Peut-on ne pas croire ? Sur la vérité, la croyance & la foi

No 23 - février / mars 2008

Jacques Bouveresse

Peut-on ne pas croire ? Sur la vérité, la croyance & la foi

lu par Mouloud Idir

Mouloud Idir

Jacques Bouveresse, Peut-on ne pas croire ? Sur la vérité, la croyance & la foi, Marseille, Agone, coll. « Banc d’essais », 2007, 288 p.

Peut-on ne pas croire ? La question est colossale. Ajoutons qu’elle est loin d’être inédite. Ce qui peut toutefois l’être est davantage l’innovation heuristique découlant d’une démarche qui ose aborder le questionnement sous des contours inédits. Sur ce plan, c’est avec une démarche philosophique peu connue dans le monde francophone – la philosophie analytique – que le philosophe Jacques Bouveresse nous invite à prolonger ce débat.

Quelques mots sur le courant de pensée avant d’aborder le propos. C’est globalement pour répondre à un climat philosophique dominé par le courant de pensée phénoménologique que va émerger la tradition de la philosophie analytique en France. Ce courant de pensée remontant au « Cercle de Vienne », et dont les noms illustres sont notamment Bertrand Russel, Gottlob Frege et Ludwig Wittgenstein, préférait l’étude de la logique argumentative et du langage scientifique au surgissement heideggérien de l’« événement » ou à l’« écoute de l’être », qui longtemps bénéficiait des faveurs du milieu intellectuel français.

S’agissant du présent ouvrage, Bouveresse aborde des questions complexes et de haute facture philosophique : toutes les croyances ont-elles la même valeur ? Le besoin de croire est-il fondamental chez l’être humain ? Quels rapports entretiennent science et religion ? Religion et croyance ?

Reprenant les mots de Robert Musil, Bouveresse ose l’affirmation suivante en guise d’élément de réponse : « L’humanité devrait, si possible, apprendre à croire un peu moins et à supporter un peu mieux la privation de croyance. » Dans le prolongement de la démarche pascalienne, Bouveresse pense finalement que la possible dignité de l’être humain se trouve à la portée d’une démarche réflexive.
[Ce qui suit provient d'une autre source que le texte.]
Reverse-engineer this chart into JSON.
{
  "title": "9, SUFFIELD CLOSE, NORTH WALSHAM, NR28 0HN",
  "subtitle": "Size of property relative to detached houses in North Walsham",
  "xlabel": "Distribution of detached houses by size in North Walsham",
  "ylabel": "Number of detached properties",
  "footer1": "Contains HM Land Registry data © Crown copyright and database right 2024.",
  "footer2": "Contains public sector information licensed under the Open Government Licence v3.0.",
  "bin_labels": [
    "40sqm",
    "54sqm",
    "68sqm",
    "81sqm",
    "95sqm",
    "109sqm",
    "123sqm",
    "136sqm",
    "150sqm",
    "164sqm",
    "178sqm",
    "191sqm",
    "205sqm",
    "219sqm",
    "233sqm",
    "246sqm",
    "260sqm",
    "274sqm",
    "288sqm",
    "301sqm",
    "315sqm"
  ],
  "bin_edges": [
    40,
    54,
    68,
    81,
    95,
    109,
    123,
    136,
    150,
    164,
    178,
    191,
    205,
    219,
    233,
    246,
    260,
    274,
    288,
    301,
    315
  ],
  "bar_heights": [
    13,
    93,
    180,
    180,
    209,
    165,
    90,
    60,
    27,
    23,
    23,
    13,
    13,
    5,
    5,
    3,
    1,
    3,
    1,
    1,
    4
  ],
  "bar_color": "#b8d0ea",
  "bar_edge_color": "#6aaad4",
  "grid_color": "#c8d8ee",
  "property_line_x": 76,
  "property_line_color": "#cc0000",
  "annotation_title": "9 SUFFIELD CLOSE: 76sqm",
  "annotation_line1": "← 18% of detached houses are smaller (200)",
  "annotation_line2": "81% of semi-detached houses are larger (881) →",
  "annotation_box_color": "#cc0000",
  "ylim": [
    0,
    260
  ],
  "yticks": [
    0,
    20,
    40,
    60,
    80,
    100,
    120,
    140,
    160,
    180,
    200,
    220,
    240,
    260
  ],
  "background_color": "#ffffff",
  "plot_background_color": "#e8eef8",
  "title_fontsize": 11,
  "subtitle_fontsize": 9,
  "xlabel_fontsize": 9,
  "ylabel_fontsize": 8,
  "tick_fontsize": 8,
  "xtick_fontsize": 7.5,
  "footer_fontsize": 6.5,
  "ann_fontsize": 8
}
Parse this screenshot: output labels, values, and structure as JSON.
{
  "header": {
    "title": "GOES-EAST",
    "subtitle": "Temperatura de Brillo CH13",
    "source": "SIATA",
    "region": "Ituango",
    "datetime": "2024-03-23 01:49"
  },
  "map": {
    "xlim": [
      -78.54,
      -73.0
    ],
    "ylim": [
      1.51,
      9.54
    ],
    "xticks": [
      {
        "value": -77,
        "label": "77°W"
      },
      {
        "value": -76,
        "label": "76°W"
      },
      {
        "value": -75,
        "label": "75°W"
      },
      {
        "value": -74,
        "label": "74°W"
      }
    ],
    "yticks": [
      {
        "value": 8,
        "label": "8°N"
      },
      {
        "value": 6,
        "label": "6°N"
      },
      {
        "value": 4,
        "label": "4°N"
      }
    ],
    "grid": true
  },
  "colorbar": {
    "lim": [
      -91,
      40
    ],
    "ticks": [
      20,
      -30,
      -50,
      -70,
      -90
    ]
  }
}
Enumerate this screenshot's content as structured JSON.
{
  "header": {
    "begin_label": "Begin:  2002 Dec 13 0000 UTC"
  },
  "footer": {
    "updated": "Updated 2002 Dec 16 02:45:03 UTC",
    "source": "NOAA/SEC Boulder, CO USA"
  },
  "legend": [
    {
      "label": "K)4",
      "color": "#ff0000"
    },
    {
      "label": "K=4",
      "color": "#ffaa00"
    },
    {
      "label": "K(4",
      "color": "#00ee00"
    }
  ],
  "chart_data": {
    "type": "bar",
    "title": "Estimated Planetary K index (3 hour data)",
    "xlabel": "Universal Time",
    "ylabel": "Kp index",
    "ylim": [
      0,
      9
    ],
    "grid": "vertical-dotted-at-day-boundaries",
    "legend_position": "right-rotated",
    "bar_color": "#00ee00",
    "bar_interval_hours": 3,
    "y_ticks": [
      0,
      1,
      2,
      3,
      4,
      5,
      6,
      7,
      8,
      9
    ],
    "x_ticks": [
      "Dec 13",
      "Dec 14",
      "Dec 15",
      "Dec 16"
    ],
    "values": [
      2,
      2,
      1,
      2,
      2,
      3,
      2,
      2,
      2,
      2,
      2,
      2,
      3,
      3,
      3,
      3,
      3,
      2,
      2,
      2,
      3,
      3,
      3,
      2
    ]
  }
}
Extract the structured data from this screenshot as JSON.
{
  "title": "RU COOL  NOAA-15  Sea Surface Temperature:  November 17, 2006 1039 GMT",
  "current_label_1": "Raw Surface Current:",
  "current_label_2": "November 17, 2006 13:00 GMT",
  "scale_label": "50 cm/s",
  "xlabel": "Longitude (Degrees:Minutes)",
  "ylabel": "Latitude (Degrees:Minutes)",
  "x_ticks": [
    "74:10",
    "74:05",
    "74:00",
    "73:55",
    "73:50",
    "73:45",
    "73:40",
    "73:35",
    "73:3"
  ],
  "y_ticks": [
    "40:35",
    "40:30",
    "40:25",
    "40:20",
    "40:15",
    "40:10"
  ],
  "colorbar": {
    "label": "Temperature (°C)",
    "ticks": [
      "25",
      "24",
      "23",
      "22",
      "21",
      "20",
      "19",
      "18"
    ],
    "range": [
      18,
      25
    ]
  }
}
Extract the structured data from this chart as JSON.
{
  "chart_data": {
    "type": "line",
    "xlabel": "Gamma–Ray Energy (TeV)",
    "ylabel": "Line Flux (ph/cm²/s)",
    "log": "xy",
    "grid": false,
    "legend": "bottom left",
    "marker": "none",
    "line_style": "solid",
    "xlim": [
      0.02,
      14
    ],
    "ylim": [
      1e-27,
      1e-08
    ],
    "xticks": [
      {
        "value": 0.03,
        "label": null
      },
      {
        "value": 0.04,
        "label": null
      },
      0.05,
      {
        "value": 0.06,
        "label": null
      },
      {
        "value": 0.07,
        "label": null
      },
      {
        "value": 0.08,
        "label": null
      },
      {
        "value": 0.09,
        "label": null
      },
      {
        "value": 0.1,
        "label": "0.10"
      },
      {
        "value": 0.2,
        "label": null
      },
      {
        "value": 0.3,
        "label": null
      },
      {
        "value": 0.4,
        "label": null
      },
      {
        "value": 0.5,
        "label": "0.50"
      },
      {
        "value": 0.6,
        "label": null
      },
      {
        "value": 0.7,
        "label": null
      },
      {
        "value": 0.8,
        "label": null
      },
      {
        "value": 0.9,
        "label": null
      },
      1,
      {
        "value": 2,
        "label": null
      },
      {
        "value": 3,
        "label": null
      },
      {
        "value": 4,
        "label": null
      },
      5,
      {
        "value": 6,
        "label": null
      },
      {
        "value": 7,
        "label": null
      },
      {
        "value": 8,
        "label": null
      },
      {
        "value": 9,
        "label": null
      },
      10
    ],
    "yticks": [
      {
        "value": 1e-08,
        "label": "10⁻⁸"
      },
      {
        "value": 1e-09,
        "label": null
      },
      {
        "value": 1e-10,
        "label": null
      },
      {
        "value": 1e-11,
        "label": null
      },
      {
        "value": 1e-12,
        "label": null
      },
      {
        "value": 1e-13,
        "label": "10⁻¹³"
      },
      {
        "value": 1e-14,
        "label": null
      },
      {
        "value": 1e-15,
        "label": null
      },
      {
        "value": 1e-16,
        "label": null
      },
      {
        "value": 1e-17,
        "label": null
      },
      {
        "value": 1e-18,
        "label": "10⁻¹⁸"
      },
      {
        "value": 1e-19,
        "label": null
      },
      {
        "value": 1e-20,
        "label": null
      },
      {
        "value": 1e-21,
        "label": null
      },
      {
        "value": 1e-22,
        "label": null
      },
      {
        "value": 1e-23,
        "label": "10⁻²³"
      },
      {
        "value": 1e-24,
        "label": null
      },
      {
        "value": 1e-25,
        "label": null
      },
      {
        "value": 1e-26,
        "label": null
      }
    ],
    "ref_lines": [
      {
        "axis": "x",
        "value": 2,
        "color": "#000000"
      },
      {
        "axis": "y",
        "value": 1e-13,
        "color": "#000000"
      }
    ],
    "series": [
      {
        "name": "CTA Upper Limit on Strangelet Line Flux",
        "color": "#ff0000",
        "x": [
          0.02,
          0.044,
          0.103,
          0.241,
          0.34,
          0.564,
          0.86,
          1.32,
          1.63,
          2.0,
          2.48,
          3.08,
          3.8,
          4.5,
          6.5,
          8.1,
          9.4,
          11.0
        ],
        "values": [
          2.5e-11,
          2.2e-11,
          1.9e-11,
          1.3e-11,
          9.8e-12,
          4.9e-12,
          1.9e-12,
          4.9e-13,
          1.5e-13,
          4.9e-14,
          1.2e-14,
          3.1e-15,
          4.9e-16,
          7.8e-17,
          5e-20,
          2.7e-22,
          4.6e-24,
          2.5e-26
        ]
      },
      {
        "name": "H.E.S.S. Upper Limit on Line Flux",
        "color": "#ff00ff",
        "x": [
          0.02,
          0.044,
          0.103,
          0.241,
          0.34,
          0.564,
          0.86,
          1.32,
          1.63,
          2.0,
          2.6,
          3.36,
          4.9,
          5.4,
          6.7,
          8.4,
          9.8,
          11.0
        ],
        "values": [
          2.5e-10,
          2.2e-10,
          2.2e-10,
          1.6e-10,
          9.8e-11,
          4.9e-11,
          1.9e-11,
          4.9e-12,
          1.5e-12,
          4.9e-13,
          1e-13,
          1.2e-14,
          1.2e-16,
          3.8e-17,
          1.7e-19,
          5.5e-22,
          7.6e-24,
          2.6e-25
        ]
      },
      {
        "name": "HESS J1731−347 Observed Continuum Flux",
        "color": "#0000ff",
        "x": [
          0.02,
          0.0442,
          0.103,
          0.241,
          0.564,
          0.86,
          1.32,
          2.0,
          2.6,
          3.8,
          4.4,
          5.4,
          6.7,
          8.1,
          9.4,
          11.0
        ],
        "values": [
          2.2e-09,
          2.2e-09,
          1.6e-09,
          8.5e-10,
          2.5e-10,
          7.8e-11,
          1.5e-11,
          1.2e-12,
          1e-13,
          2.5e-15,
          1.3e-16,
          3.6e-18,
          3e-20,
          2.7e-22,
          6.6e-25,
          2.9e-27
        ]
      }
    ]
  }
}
Dès lors, le défi est de prendre la mesure des vertus épistémiques qui se déclinent dans la rigueur en matière de pensée. Pour notre part, nous voyons au moins une vertu apparente dans une telle démarche philosophique : c’est celle consistant à répondre au relativisme actuel que l’on peut aisément associer à une démarche antimoderne refusant au politique et à la philosophie toute assise fondationnelle et tout rapprochement avec une démarche de vérité (celle de la cohérence argumentative). Bouveresse l’énonce ainsi : « on est obligé, en tout cas, de se demander si ce n’est pas essentiellement une indifférence devenue presque complète à la question de la vérité [...] qui vaut à la religion le regain de sympathie et de prestige qu’elle connaît en ce moment. »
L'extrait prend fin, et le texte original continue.